Member of the Pennsylvania House of Representatives from the 35th district
- In office January 2, 1979 – November 30, 2002
- Preceded by: A. Joseph Valicenti
- Succeeded by: Marc Gergely

Personal details
- Born: February 21, 1946 (age 80) Braddock, Pennsylvania
- Party: Democratic
- Spouse: Gwen Thomas
- Alma mater: University of Pittsburgh

Military service
- Allegiance: United States
- Branch/service: U.S. Army
- Years of service: 1967-1969
- Battles/wars: Vietnam War

= Thomas Michlovic =

American politician

Thomas A. Michlovic (born February 21, 1946) is a former Democratic member of the Pennsylvania House of Representatives.
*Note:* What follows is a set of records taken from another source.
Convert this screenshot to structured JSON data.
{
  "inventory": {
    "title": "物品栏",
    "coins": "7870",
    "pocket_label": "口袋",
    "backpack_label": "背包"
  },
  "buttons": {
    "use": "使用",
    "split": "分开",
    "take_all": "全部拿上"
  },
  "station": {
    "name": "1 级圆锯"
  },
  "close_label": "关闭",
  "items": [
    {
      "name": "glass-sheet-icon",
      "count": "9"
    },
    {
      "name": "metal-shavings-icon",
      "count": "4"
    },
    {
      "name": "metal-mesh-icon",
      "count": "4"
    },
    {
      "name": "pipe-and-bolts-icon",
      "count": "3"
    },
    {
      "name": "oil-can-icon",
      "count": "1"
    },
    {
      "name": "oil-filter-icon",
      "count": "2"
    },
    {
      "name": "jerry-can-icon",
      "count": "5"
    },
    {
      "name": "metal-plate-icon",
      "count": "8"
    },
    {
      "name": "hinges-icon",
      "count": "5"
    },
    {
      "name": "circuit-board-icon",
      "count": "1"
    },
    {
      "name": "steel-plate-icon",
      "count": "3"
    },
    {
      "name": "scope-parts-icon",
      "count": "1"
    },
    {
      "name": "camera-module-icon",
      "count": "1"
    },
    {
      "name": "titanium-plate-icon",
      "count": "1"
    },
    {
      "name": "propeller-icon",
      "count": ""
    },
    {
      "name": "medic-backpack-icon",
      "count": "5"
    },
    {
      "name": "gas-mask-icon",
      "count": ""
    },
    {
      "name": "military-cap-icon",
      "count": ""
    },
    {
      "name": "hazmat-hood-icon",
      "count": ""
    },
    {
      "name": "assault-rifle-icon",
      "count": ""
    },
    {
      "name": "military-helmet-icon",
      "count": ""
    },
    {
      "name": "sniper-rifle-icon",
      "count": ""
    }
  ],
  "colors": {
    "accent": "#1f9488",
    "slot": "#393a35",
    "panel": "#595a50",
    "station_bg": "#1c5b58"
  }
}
He is a 1964 graduate of St. Thomas High School in Braddock, Pennsylvania. He served in the United States Army in the Vietnam War from 1967–1968, where he was awarded the Purple Heart, the Combat Infantryman Badge, and the Vietnam Service Award. Upon his return, he earned two degree from the University of Pittsburgh, a degree in political science in 1972 and an M.P.A. in 1976.

He was first elected to represent the 35th legislative district in the Pennsylvania House of Representatives in 1978. During his tenure, he was received the Champion of Good Government Award from Common Cause in 1999 and the John Heinz Good Government Award from the Mon Valley Initiative in 2002. He retired prior to the 2002 election. On February 18, 2004, he was sworn in as a Commissioner of the Pennsylvania Securities Commission.